Mais l’EPI a procédé à un examen de la méthodologie de ROC et des données de l’Equal Employment Opportunity Commission recueillies pendant la période étudiée par ROC, et a trouvé des divergences. Ils ont conclu qu’il n’y avait pratiquement aucune différence dans le pourcentage de harcèlement sexuel signalé par les restaurants des États sans crédit de pourboire et ceux avec crédit de pourboire. Ils ont également constaté que l’État de New York, qui dispose d’un crédit de pourboire, a un taux de harcèlement sexuel dans les restaurants inférieur à celui de tous les États sans crédit de pourboire. Cela dit, il est largement connu que les incidents de harcèlement sexuel sont sous-déclarés car les victimes craignent les représailles.

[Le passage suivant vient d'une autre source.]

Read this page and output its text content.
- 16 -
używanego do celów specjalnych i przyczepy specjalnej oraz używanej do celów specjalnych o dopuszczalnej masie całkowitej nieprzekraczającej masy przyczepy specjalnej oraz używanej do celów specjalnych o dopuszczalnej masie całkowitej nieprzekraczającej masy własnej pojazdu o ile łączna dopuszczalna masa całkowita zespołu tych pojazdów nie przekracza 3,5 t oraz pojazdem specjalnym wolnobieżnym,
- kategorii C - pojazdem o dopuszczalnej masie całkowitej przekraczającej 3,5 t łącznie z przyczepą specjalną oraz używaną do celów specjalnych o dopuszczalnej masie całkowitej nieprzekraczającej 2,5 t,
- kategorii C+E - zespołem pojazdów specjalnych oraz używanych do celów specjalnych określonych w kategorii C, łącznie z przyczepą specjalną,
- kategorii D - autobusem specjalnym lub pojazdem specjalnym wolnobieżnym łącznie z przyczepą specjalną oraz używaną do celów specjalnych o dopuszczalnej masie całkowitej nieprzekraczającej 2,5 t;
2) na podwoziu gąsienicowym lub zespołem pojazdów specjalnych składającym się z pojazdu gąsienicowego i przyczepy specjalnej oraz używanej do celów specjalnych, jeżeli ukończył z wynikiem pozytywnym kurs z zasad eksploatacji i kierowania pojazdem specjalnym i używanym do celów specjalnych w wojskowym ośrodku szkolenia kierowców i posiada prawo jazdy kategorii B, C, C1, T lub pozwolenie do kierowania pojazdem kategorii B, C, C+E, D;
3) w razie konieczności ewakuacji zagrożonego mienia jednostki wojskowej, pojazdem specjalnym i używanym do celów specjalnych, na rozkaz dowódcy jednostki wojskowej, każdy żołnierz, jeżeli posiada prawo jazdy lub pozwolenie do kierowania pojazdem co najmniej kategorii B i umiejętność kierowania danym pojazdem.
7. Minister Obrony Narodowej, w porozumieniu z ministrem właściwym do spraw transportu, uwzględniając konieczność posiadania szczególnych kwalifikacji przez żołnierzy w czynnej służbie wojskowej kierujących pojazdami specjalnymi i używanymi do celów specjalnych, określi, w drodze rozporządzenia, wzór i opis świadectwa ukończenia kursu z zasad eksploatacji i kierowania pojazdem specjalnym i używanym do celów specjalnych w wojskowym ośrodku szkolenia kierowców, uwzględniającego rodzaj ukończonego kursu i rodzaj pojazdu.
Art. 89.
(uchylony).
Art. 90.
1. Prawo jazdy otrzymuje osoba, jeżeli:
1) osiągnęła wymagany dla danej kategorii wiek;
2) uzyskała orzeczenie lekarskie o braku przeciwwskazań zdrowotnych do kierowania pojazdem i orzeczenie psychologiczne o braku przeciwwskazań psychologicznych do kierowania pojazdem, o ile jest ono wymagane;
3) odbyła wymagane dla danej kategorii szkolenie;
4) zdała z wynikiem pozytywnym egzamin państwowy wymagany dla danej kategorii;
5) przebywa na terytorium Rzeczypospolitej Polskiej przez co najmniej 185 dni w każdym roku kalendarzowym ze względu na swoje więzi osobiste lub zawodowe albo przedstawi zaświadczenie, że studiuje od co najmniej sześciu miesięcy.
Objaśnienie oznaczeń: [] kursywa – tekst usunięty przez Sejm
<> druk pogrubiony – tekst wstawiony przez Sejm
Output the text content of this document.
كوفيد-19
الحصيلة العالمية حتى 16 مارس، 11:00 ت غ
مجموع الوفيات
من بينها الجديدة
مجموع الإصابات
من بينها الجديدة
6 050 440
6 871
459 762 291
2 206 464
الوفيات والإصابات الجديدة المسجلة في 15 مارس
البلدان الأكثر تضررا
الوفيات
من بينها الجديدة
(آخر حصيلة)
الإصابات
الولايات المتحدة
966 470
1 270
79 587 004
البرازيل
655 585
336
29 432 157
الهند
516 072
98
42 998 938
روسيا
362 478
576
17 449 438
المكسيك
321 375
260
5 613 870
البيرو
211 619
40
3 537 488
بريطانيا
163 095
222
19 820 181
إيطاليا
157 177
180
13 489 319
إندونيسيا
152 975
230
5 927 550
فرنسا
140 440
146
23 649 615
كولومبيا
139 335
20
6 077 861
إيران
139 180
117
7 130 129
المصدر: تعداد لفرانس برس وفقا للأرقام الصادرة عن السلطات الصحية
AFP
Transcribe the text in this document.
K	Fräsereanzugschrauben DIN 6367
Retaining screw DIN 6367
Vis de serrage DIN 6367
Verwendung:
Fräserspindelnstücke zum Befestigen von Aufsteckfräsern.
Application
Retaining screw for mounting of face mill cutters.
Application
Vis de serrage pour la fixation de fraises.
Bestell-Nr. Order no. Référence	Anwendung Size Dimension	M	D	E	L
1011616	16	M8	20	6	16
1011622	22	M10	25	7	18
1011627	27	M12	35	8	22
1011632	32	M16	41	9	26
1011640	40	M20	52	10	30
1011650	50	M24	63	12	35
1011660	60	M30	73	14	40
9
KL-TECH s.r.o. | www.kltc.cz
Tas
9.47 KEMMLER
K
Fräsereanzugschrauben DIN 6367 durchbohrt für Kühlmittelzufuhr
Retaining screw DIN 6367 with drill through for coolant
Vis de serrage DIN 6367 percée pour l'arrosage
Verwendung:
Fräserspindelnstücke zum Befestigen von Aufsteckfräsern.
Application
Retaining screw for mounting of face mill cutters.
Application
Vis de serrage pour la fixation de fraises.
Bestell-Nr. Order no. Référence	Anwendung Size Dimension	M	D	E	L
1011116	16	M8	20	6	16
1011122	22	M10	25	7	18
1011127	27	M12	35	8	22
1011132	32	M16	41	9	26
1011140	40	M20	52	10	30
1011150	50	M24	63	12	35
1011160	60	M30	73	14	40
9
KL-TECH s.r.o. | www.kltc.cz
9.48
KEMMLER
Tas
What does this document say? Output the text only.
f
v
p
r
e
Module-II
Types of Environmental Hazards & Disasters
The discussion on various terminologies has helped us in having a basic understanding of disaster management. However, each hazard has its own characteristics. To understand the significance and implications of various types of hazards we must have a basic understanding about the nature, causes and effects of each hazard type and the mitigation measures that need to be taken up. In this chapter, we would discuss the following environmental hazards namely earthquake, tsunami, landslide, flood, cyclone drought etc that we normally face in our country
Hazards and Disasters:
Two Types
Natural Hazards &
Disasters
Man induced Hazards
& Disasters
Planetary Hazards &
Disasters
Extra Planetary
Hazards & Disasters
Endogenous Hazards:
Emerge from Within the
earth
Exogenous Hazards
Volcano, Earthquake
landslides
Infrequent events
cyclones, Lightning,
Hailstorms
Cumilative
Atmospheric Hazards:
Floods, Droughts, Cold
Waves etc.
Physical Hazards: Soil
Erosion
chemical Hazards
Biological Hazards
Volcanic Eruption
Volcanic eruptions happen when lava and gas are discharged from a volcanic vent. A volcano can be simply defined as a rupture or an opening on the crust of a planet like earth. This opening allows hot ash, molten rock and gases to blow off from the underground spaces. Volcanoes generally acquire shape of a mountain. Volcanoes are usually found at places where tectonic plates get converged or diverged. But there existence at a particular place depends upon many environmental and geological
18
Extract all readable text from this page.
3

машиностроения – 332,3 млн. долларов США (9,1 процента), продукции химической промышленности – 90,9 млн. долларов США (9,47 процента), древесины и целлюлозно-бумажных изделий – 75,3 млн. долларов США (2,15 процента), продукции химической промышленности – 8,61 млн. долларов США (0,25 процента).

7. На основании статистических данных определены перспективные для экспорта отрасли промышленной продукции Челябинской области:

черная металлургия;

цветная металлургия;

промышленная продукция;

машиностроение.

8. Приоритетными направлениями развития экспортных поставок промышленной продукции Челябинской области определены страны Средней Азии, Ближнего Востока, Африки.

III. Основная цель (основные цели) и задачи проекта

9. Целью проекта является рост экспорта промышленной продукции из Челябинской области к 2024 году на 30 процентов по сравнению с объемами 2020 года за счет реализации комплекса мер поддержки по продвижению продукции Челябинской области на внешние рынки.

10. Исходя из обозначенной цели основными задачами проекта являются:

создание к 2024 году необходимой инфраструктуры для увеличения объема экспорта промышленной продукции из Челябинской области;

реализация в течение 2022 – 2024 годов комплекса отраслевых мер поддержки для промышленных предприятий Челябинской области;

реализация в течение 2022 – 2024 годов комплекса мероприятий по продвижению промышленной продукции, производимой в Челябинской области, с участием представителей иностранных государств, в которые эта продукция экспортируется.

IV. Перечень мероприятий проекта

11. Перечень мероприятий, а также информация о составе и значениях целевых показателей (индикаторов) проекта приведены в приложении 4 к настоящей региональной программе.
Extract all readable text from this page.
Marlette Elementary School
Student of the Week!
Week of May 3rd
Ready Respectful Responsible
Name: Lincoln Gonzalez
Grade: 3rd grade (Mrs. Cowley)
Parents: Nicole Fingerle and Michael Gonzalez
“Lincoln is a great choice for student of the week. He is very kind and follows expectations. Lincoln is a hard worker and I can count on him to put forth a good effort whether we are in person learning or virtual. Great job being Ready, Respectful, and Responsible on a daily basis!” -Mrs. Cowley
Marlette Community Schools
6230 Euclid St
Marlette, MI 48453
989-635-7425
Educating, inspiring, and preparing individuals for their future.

N’empêche, certains opérateurs new-yorkais sont déjà convaincus des avantages du partage des pourboires. Sara Jenkins, chef et propriétaire du restaurant Porsena dans l’East Village, a déclaré à Eater en décembre qu’elle aimerait voir New York adopter une réglementation permettant aux opérateurs de donner des pourboires à l’arrière de la maison. « Je ne pense pas qu’il soit juste que les serveurs touchent des salaires aussi élevés que ceux de la cuisine », explique-t-elle. « Si je pouvais partager les pourboires entre l’avant et l’arrière de la maison, même si je devais payer le plein salaire minimum, je le ferais. »
Camilla Marcus, propriétaire de West-Bourne à Soho, un restaurant inclus dans l’hôpital qui emploie son personnel de la Porte, une organisation à but non lucratif qui sert les jeunes à risque, est d’accord. « Le back of house a été marginalisé pendant très longtemps, et je pense que le changement de la loi montre que nous avançons », dit-elle. « Un modèle qui rassemble les équipes est important. »
Mise à jour 13/6/18 ; 9h48 : Ce post a été mis à jour pour refléter les incohérences dans les données sur le lien entre les tuyaux et les incidents de harcèlement sexuel.
Andrea Strong, fondatrice du blog culinaire pionnier le Strong Buzz, écrit sur les restaurants et la nourriture depuis 18 ans.